Hürriyet Futbol Konseyi bu hafta 7.hafta maçları ve Üç büyüklerin durumu konuşuldu. İşte sorular :
1- Büyükler kayıkçı kavgasını bırakmıyor. Kavganın sebebi elbet şampiyonluk ve dolayısıyla Şampiyonlar Ligi geliri. Ama bu Avrupa performansıyla 2021-22’de Devler Ligi hayal olacak….
2- G.Saray-PSG maçı sonrasında Fatih Terim başta olmak üzere, ‘zafer’ havası estirildi. 80’lerin manşetlerini gördük. Oysa Türkiye dünya şampiyonu Fransa’yı yendi. Bu zihinsel irtifa kaybı neden?
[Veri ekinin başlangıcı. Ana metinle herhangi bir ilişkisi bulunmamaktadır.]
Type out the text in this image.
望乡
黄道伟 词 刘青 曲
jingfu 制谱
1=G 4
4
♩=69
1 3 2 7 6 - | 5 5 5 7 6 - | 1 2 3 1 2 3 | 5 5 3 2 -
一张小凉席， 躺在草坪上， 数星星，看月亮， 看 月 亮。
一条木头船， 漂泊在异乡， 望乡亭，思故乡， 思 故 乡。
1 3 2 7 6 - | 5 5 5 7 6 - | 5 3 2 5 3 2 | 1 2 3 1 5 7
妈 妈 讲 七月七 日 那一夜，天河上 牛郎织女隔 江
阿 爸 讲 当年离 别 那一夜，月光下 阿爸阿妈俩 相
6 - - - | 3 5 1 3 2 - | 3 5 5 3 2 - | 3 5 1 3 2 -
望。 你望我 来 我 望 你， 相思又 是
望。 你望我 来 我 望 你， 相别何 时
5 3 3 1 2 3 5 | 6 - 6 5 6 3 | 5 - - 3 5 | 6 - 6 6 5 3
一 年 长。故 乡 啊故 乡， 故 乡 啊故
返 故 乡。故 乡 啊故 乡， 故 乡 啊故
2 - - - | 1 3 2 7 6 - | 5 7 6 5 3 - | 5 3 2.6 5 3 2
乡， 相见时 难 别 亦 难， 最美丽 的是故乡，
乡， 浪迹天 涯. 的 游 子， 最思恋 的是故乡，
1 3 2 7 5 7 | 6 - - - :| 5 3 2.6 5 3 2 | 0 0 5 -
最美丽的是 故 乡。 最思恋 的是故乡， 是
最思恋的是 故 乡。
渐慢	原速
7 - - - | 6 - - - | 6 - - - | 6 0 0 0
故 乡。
3- Kadrosu zenginleşse de Ersun Yanal, F.Bahçe’nin sezon başı ivmesini sürdüremedi. Yanal sadece “Şampiyon olacağız” diyor. O şampiyon yapan Yanal ile bu Yanal arasında bir fark var mı?
4- Abdullah Avcı, kendi anlayışının aksine, topa en az sahip olduğu maçta lider Alanya’yı 2-0 yenip nefes aldı. Alanya maçı sizce Avcı için sisteminde revizyon için bir reçete olmalı mı?
5- Beşiktaş kongresine 12 gün kaldı. Hürser Tekinoktay dışında resmen adını açıklamış bir aday henüz daha yok. Beşiktaş camiası böyle bir seçim sürecini nasıl hazmedebiliyor?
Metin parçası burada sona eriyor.